Por Chiara Lombardi — Em um movimento que parece saído de um roteiro cuidadosamente escrito, o Vaticano anunciou a constituição de um Comitê científico com a missão de avaliar propostas de investigação sobre a obra de Michelangelo. A notícia, confirmada pelo porta-voz da Sala de Imprensa da Santa Sé, Matteo Bruni, refere-se à hipótese — ainda em caráter de estudo — de que cerca de vinte peças atribuíveis ao mestre poderiam ter permanecido desconhecidas até hoje.
O impulso para a verificação surge no contexto das comemorações dos 550 anos do nascimento do artista (1475-2025). A hipótese em pauta integra uma pesquisa conduzida pela estudiosa independente Valentina Salerno, que se dedicou à reconstrução da última fase da vida de Michelangelo a partir de documentos em arquivos italianos e estrangeiros.
Segundo a reconstrução proposta por Salerno, o artista não teria destruído uma parte significativa de seus estudos, bozzetti e desenhos — como a historiografia tradicional sustentou por décadas — mas os teria confiado a discípulos e pessoas de confiança, com o objetivo explícito de preservá-los. Esses materiais, de acordo com um documento citado no estudo, teriam sido guardados em uma sala protegida por várias chaves, inacessível por mais de quatro séculos.
Partindo dessa narrativa de proteção e esquecimento, a pesquisadora supõe a existência de cerca de vinte peças diretamente vinculáveis à mão do mestre. O trabalho contou com o apoio dos Canonici Regolari Lateranensi del Santissimo Sacramento e do professor Michele Rak.

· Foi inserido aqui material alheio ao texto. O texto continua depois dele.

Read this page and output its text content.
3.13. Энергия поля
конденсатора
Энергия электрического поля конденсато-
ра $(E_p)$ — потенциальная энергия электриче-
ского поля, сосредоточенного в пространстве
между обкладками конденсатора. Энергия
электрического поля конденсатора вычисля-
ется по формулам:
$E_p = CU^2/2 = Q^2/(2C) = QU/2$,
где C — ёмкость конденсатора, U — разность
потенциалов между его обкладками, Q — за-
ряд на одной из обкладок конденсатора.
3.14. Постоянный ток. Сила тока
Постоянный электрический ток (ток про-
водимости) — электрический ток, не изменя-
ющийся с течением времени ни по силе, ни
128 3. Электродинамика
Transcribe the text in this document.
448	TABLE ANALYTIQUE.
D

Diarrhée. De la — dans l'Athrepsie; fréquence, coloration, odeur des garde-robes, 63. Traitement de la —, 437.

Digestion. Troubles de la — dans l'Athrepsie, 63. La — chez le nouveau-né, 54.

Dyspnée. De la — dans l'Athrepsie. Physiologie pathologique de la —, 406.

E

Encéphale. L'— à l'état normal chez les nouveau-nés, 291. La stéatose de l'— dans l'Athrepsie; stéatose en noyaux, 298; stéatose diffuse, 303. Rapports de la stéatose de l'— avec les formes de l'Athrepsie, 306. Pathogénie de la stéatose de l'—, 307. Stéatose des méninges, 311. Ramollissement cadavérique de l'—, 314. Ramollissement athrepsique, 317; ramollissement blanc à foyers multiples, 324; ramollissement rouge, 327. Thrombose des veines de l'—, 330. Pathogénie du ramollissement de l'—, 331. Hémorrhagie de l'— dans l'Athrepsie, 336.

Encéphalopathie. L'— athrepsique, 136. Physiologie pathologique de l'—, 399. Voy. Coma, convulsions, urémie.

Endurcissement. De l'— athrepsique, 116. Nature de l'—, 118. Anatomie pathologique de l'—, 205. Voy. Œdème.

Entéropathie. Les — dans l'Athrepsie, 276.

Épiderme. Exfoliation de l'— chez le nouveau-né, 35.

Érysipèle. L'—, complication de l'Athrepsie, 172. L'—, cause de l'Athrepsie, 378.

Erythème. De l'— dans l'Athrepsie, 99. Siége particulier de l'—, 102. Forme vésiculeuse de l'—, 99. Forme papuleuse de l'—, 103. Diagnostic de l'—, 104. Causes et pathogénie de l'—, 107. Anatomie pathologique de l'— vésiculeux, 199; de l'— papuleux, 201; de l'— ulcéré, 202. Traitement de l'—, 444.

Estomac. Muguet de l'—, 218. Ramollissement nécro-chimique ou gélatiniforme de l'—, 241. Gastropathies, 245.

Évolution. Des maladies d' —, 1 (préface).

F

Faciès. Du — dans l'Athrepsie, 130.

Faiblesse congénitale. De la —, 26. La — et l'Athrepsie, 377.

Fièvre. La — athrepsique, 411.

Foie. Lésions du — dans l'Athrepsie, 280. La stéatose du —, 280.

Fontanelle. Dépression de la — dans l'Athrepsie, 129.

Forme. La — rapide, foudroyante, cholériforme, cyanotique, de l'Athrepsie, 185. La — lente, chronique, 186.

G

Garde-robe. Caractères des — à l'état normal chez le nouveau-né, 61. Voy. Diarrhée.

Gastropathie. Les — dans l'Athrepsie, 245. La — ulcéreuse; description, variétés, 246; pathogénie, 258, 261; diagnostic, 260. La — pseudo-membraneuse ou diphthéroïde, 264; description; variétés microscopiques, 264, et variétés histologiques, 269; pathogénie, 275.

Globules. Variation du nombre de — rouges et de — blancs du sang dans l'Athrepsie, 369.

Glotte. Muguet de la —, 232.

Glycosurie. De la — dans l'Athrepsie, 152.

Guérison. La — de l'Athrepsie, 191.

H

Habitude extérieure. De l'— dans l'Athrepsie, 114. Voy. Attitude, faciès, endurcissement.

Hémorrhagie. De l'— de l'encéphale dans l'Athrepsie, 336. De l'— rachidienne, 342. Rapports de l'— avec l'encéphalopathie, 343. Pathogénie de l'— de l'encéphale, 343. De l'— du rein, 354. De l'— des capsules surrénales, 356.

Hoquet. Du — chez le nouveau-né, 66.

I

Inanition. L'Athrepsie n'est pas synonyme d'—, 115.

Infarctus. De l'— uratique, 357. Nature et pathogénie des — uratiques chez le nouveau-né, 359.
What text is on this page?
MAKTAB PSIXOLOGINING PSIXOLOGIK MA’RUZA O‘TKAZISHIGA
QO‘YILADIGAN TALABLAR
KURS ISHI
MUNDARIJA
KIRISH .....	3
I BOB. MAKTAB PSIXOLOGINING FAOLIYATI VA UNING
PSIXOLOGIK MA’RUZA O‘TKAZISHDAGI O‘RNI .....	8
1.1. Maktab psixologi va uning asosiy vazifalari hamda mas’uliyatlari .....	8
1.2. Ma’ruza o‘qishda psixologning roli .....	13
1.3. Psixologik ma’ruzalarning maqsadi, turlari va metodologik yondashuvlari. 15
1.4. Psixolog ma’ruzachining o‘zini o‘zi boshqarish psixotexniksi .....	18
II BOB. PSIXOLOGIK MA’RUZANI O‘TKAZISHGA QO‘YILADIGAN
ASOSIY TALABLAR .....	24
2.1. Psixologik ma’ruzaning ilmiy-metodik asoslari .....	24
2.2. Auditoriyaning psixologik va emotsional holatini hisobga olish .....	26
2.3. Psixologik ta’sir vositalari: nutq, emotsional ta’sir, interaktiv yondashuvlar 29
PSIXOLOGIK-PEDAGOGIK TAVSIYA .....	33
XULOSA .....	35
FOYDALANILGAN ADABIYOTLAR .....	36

Em resposta a essas alegações, o cardeal arcipreste da Basílica de São Pedro, Mauro Gambetti, formalizou a criação do Comitê científico, reunindo especialistas de museus e centros de pesquisa de renome internacional. A Fabbrica di San Pietro, por meio de sua assessoria de comunicação, esclareceu que o corpo consultivo foi instituído no âmbito das celebrações dos 550 anos do nascimento do artista e tem competência para avaliar propostas de estudo e aprofundamento sobre a obra do artista.
Importante sublinhar: a análise do comitê sobre a hipótese de Salerno não equivale, neste momento, a um reconhecimento científico das atribuições propostas. A questão permanece no plano da investigação preliminar. Só após verificações rigorosas — incluindo análises documentais, estilísticas e exames científicos compartilhados pela comunidade acadêmica — poderão vir confirmações ou rejeições definitivas.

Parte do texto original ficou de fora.